6. Top sources by closed incidents
Purpose: Identifies sources (repositories, directories, etc.) with the most incidents closed during the selected period. Useful for prioritizing remediation efforts and understanding which sources are being effectively managed.
7. Median time to remediate
Purpose: Displays the median time taken to resolve incidents each month. Helps monitor changes in response times, identify trends, and pinpoint areas for improvement in remediation processes.
Prevent
These analytics provide insight into the effectiveness and adoption of GGShield for preventing secret leaks in real time, the number of incidents avoided, usage patterns of secret scanning, and developer engagement. This helps organizations measure the impact of preventive controls and drive continuous improvement in secret management practices.
1. New incidents found in realtime
Purpose: Shows the number of new incidents detected in real time, categorized by severity (Critical, High, Medium, Low, Info, Unknown). Helps monitor immediate risk and the effectiveness of real-time secret detection.
2. Total count of incidents avoided by GGShield
Purpose: Tracks the number of incidents prevented by GGShield scans (e.g., pre-commit, path, pre-push, etc.), demonstrating the tool’s effectiveness in stopping hardcoded secrets before they become security incidents.

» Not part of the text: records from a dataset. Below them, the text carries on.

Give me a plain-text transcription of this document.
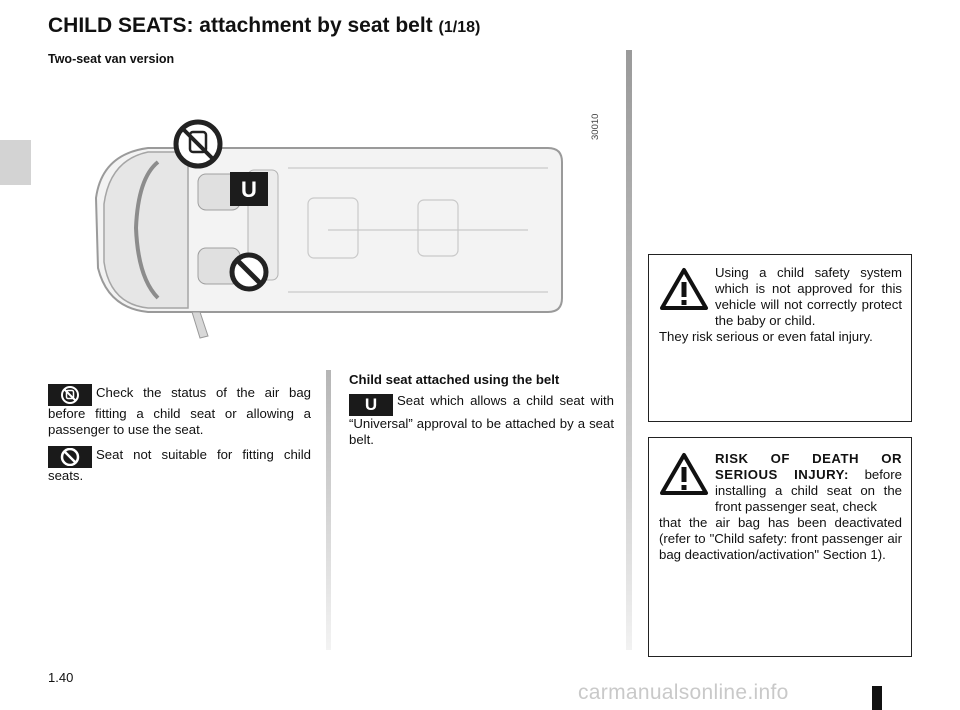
CHILD SEATS: attachment by seat belt (1/18)
Two-seat van version
30010
U
Check the status of the air bag before fitting a child seat or allowing a passenger to use the seat.
Seat not suitable for fitting child seats.
Child seat attached using the belt
U Seat which allows a child seat with “Universal” approval to be attached by a seat belt.
Using a child safety system which is not approved for this vehicle will not correctly protect the baby or child.
They risk serious or even fatal injury.
RISK OF DEATH OR SERIOUS INJURY: before installing a child seat on the front passenger seat, check
that the air bag has been deactivated (refer to "Child safety: front passenger air bag deactivation/activation" Section 1).
1.40
carmanualsonline.info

3. GGShield scans over time
Purpose: Shows the total number of GGShield CLI scans executed during the selected period, broken down by scan mode (e.g., pre-commit, path, pre-push, etc.). Indicates adoption, usage patterns, and coverage of secret scanning across workflows.
4. Active GGShield users
Purpose: Displays the number of unique developers actively using GGShield, counted by Personal Access Token usage in the last 30 days. Helps track engagement and adoption of secret prevention tools among developers.